Bonus lainnya, listrik di Jerman dan Denmark adalah YANG PALING MAHAL DI EROPA. Sekitar USD 40 sen/kWh, atau Rp 5200/kWh. Mahalnya kenapa? Untuk menyubsidi turbin angin dan panel surya yang muahalnya ampun-ampunan, plus untuk mengompensasi penyedia listrik dari batubara dan gas alam yang tidak boleh beroperasi ketika produksi listrik dari turbin angin dan panel surya sedang tinggi-tingginya. Serba repot pengelolaannya. Sudah repot, mahal, tapi tidak juga berhasil menurunkan emisi CO2 sesuai harapan.
Program “energi terbarukan” Jerman dan Denmark cenderung fraud. Program tersebut bukan dilakukan untuk menyelamatkan bumi dari bahaya energi fosil, tapi semata-mata menjalankan agenda kelompok anti-nuklir untuk melenyapkan penggunaan energi nuklir. Tidak lebih. Karena, jika mereka memang serius ingin mencegah perubahan iklim katastropik, pasti mereka akan mendukung nuklir, bukan malah menentangnya.
Jadi, benarkah "energi terbarukan" bisa menggantikan energi fosil sepenuhnya?
Jawabannya adalah MUSTAHIL.
Energi bersih yang bisa menggantikan energi fosil sepenuhnya hanya nuklir. Tidak ada alternatif lain. Hidro dan panas bumi, meski sama baiknya dengan nuklir, tapi tidak bisa diekspansi di semua tempat, terbatas kondisi geografis. Nuklir tidak memiliki batasan itu, bisa digunakan di mana saja.
Kombinasi energi bersih yang tepat untuk menggantikan energi fosil adalah nuklir, hidro dan panas bumi. Di tempat tanpa potensi hidro dan panas bumi, opsi terbaik adalah nuklir. Bukan panel surya, bukan pula turbin angin. Prancis tidak pernah berambisi mengurangi emisi CO2 ketika beralih ke nuklir pada dekade 1970-an. Mereka beralih ke nuklir untuk menjaga keamanan energi. Namun, peralihan ke nuklir ternyata sukses membawa Prancis menjadi negara dengan emisi CO2 salah satu yang terendah di planet ini. Tanpa banyak publikasi, tanpa banyak ba bi bu. Begitu pula Swedia.

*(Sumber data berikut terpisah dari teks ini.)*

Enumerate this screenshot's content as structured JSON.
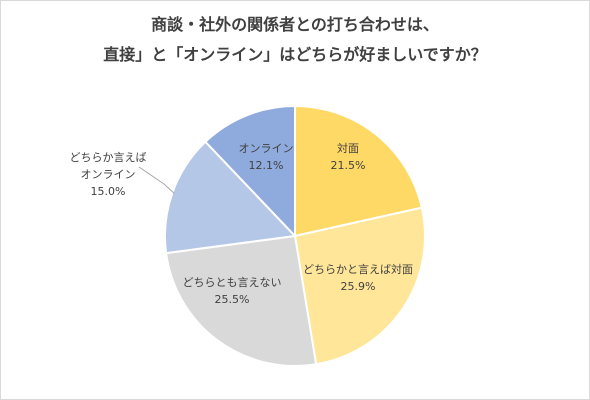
{
  "chart_data": {
    "type": "pie",
    "title_lines": [
      "商談・社外の関係者との打ち合わせは、",
      "直接」と「オンライン」はどちらが好ましいですか？"
    ],
    "categories": [
      "対面",
      "どちらかと言えば対面",
      "どちらとも言えない",
      "どちらか言えば オンライン",
      "オンライン"
    ],
    "values": [
      21.5,
      25.9,
      25.5,
      15.0,
      12.1
    ],
    "value_labels": [
      "21.5%",
      "25.9%",
      "25.5%",
      "15.0%",
      "12.1%"
    ],
    "slice_label_lines": [
      [
        "対面",
        "21.5%"
      ],
      [
        "どちらかと言えば対面",
        "25.9%"
      ],
      [
        "どちらとも言えない",
        "25.5%"
      ],
      [
        "どちらか言えば",
        "オンライン",
        "15.0%"
      ],
      [
        "オンライン",
        "12.1%"
      ]
    ],
    "colors": [
      "#ffd966",
      "#ffe699",
      "#d9d9d9",
      "#b4c7e7",
      "#8faadc"
    ],
    "start": "12 o'clock",
    "direction": "clockwise",
    "legend": "none"
  }
}
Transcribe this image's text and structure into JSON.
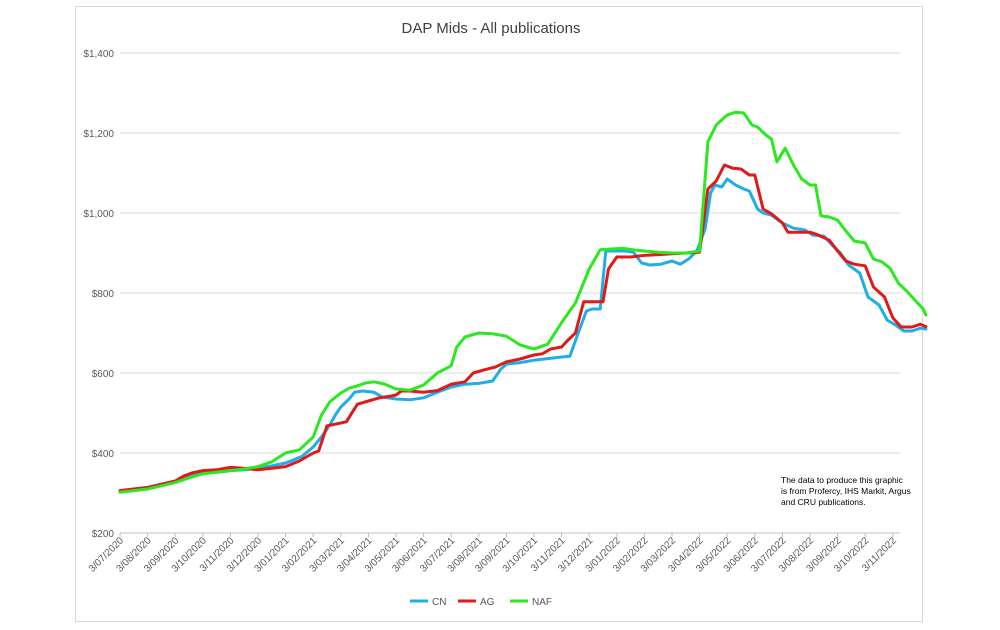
{
  "chart_data": {
    "type": "line",
    "title": "DAP Mids - All publications",
    "xlabel": "",
    "ylabel": "",
    "ylim": [
      200,
      1400
    ],
    "yticks": [
      200,
      400,
      600,
      800,
      1000,
      1200,
      1400
    ],
    "ytick_labels": [
      "$200",
      "$400",
      "$600",
      "$800",
      "$1,000",
      "$1,200",
      "$1,400"
    ],
    "xtick_labels": [
      "3/07/2020",
      "3/08/2020",
      "3/09/2020",
      "3/10/2020",
      "3/11/2020",
      "3/12/2020",
      "3/01/2021",
      "3/02/2021",
      "3/03/2021",
      "3/04/2021",
      "3/05/2021",
      "3/06/2021",
      "3/07/2021",
      "3/08/2021",
      "3/09/2021",
      "3/10/2021",
      "3/11/2021",
      "3/12/2021",
      "3/01/2022",
      "3/02/2022",
      "3/03/2022",
      "3/04/2022",
      "3/05/2022",
      "3/06/2022",
      "3/07/2022",
      "3/08/2022",
      "3/09/2022",
      "3/10/2022",
      "3/11/2022"
    ],
    "x_range_months": [
      0,
      29.2
    ],
    "grid": true,
    "legend_position": "bottom",
    "note": "The data to produce this graphic is from Profercy, IHS Markit, Argus and CRU publications.",
    "series": [
      {
        "name": "CN",
        "color": "#1faee6",
        "points": [
          [
            0,
            305
          ],
          [
            0.5,
            310
          ],
          [
            1,
            312
          ],
          [
            1.5,
            320
          ],
          [
            2,
            328
          ],
          [
            2.5,
            342
          ],
          [
            3,
            350
          ],
          [
            3.5,
            352
          ],
          [
            4,
            356
          ],
          [
            4.5,
            358
          ],
          [
            5,
            362
          ],
          [
            5.5,
            368
          ],
          [
            6,
            375
          ],
          [
            6.3,
            383
          ],
          [
            6.6,
            392
          ],
          [
            7,
            415
          ],
          [
            7.3,
            440
          ],
          [
            7.6,
            470
          ],
          [
            7.8,
            495
          ],
          [
            8,
            515
          ],
          [
            8.3,
            535
          ],
          [
            8.5,
            552
          ],
          [
            8.8,
            555
          ],
          [
            9.2,
            552
          ],
          [
            9.5,
            540
          ],
          [
            10,
            535
          ],
          [
            10.5,
            533
          ],
          [
            11,
            538
          ],
          [
            11.5,
            552
          ],
          [
            12,
            565
          ],
          [
            12.5,
            572
          ],
          [
            13,
            574
          ],
          [
            13.5,
            580
          ],
          [
            13.8,
            610
          ],
          [
            14,
            622
          ],
          [
            14.5,
            626
          ],
          [
            15,
            632
          ],
          [
            15.5,
            636
          ],
          [
            16,
            640
          ],
          [
            16.3,
            642
          ],
          [
            16.6,
            700
          ],
          [
            16.9,
            755
          ],
          [
            17.1,
            760
          ],
          [
            17.4,
            760
          ],
          [
            17.6,
            905
          ],
          [
            18,
            905
          ],
          [
            18.3,
            905
          ],
          [
            18.6,
            902
          ],
          [
            18.9,
            875
          ],
          [
            19.2,
            870
          ],
          [
            19.6,
            872
          ],
          [
            20,
            880
          ],
          [
            20.3,
            872
          ],
          [
            20.6,
            885
          ],
          [
            20.9,
            905
          ],
          [
            21.2,
            960
          ],
          [
            21.4,
            1050
          ],
          [
            21.55,
            1070
          ],
          [
            21.8,
            1065
          ],
          [
            22,
            1085
          ],
          [
            22.3,
            1070
          ],
          [
            22.6,
            1060
          ],
          [
            22.8,
            1055
          ],
          [
            23.1,
            1010
          ],
          [
            23.3,
            1000
          ],
          [
            23.6,
            995
          ],
          [
            24,
            975
          ],
          [
            24.4,
            962
          ],
          [
            24.8,
            958
          ],
          [
            25.1,
            945
          ],
          [
            25.5,
            942
          ],
          [
            25.8,
            920
          ],
          [
            26.1,
            900
          ],
          [
            26.4,
            870
          ],
          [
            26.8,
            850
          ],
          [
            27.1,
            790
          ],
          [
            27.5,
            770
          ],
          [
            27.8,
            732
          ],
          [
            28.1,
            720
          ],
          [
            28.4,
            705
          ],
          [
            28.7,
            705
          ],
          [
            29,
            712
          ],
          [
            29.2,
            710
          ]
        ]
      },
      {
        "name": "AG",
        "color": "#e01919",
        "points": [
          [
            0,
            306
          ],
          [
            0.5,
            310
          ],
          [
            1,
            314
          ],
          [
            1.5,
            322
          ],
          [
            2,
            330
          ],
          [
            2.3,
            342
          ],
          [
            2.6,
            350
          ],
          [
            3,
            356
          ],
          [
            3.5,
            358
          ],
          [
            4,
            364
          ],
          [
            4.5,
            362
          ],
          [
            5,
            358
          ],
          [
            5.5,
            362
          ],
          [
            6,
            366
          ],
          [
            6.5,
            380
          ],
          [
            7,
            400
          ],
          [
            7.2,
            405
          ],
          [
            7.5,
            468
          ],
          [
            7.8,
            472
          ],
          [
            8.2,
            478
          ],
          [
            8.6,
            522
          ],
          [
            9,
            530
          ],
          [
            9.4,
            538
          ],
          [
            9.8,
            542
          ],
          [
            10,
            545
          ],
          [
            10.2,
            555
          ],
          [
            10.5,
            555
          ],
          [
            11,
            552
          ],
          [
            11.5,
            556
          ],
          [
            12,
            572
          ],
          [
            12.5,
            578
          ],
          [
            12.8,
            600
          ],
          [
            13.2,
            608
          ],
          [
            13.6,
            615
          ],
          [
            14,
            628
          ],
          [
            14.5,
            635
          ],
          [
            15,
            645
          ],
          [
            15.3,
            648
          ],
          [
            15.6,
            660
          ],
          [
            16,
            665
          ],
          [
            16.2,
            680
          ],
          [
            16.5,
            700
          ],
          [
            16.8,
            778
          ],
          [
            17.2,
            778
          ],
          [
            17.5,
            778
          ],
          [
            17.7,
            860
          ],
          [
            18,
            890
          ],
          [
            18.5,
            890
          ],
          [
            19,
            894
          ],
          [
            19.5,
            896
          ],
          [
            20,
            898
          ],
          [
            20.5,
            900
          ],
          [
            21,
            902
          ],
          [
            21.3,
            1060
          ],
          [
            21.6,
            1080
          ],
          [
            21.9,
            1120
          ],
          [
            22.2,
            1112
          ],
          [
            22.5,
            1110
          ],
          [
            22.8,
            1095
          ],
          [
            23,
            1095
          ],
          [
            23.3,
            1010
          ],
          [
            23.6,
            998
          ],
          [
            24,
            975
          ],
          [
            24.2,
            952
          ],
          [
            24.6,
            952
          ],
          [
            25,
            952
          ],
          [
            25.3,
            945
          ],
          [
            25.7,
            932
          ],
          [
            26,
            905
          ],
          [
            26.3,
            880
          ],
          [
            26.6,
            872
          ],
          [
            27,
            868
          ],
          [
            27.3,
            815
          ],
          [
            27.7,
            790
          ],
          [
            28,
            738
          ],
          [
            28.3,
            715
          ],
          [
            28.7,
            715
          ],
          [
            29,
            722
          ],
          [
            29.2,
            716
          ]
        ]
      },
      {
        "name": "NAF",
        "color": "#2be820",
        "points": [
          [
            0,
            302
          ],
          [
            0.5,
            306
          ],
          [
            1,
            310
          ],
          [
            1.5,
            318
          ],
          [
            2,
            326
          ],
          [
            2.5,
            338
          ],
          [
            3,
            348
          ],
          [
            3.5,
            352
          ],
          [
            4,
            356
          ],
          [
            4.5,
            360
          ],
          [
            5,
            366
          ],
          [
            5.5,
            378
          ],
          [
            6,
            400
          ],
          [
            6.5,
            408
          ],
          [
            7,
            440
          ],
          [
            7.3,
            495
          ],
          [
            7.6,
            528
          ],
          [
            8,
            550
          ],
          [
            8.3,
            562
          ],
          [
            8.6,
            568
          ],
          [
            8.9,
            575
          ],
          [
            9.2,
            578
          ],
          [
            9.6,
            572
          ],
          [
            10,
            560
          ],
          [
            10.5,
            557
          ],
          [
            11,
            570
          ],
          [
            11.5,
            600
          ],
          [
            12,
            618
          ],
          [
            12.2,
            665
          ],
          [
            12.5,
            690
          ],
          [
            13,
            700
          ],
          [
            13.5,
            698
          ],
          [
            14,
            692
          ],
          [
            14.5,
            670
          ],
          [
            15,
            660
          ],
          [
            15.5,
            672
          ],
          [
            16,
            726
          ],
          [
            16.5,
            775
          ],
          [
            17,
            860
          ],
          [
            17.4,
            908
          ],
          [
            17.8,
            910
          ],
          [
            18.2,
            912
          ],
          [
            18.6,
            908
          ],
          [
            19,
            905
          ],
          [
            19.5,
            902
          ],
          [
            20,
            900
          ],
          [
            20.5,
            900
          ],
          [
            21,
            905
          ],
          [
            21.3,
            1178
          ],
          [
            21.6,
            1220
          ],
          [
            22,
            1245
          ],
          [
            22.3,
            1252
          ],
          [
            22.6,
            1250
          ],
          [
            22.9,
            1220
          ],
          [
            23.1,
            1215
          ],
          [
            23.4,
            1195
          ],
          [
            23.6,
            1185
          ],
          [
            23.8,
            1128
          ],
          [
            24.1,
            1162
          ],
          [
            24.4,
            1120
          ],
          [
            24.7,
            1085
          ],
          [
            25,
            1070
          ],
          [
            25.2,
            1070
          ],
          [
            25.4,
            993
          ],
          [
            25.7,
            990
          ],
          [
            26,
            982
          ],
          [
            26.3,
            955
          ],
          [
            26.6,
            930
          ],
          [
            27,
            925
          ],
          [
            27.3,
            885
          ],
          [
            27.6,
            878
          ],
          [
            27.9,
            862
          ],
          [
            28.2,
            825
          ],
          [
            28.5,
            805
          ],
          [
            28.9,
            775
          ],
          [
            29.1,
            760
          ],
          [
            29.2,
            745
          ]
        ]
      }
    ]
  }
}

Belajar dari kegagalan Jerman dan Denmark, panel surya dan turbin angin tidak berguna untuk digunakan dalam skala besar. Penggunaannya secara besar-besaran dalam jaringan listrik hanya akan membawa masalah baru bagi penyediaan listrik dunia alih-alih menyelesaikan masalah.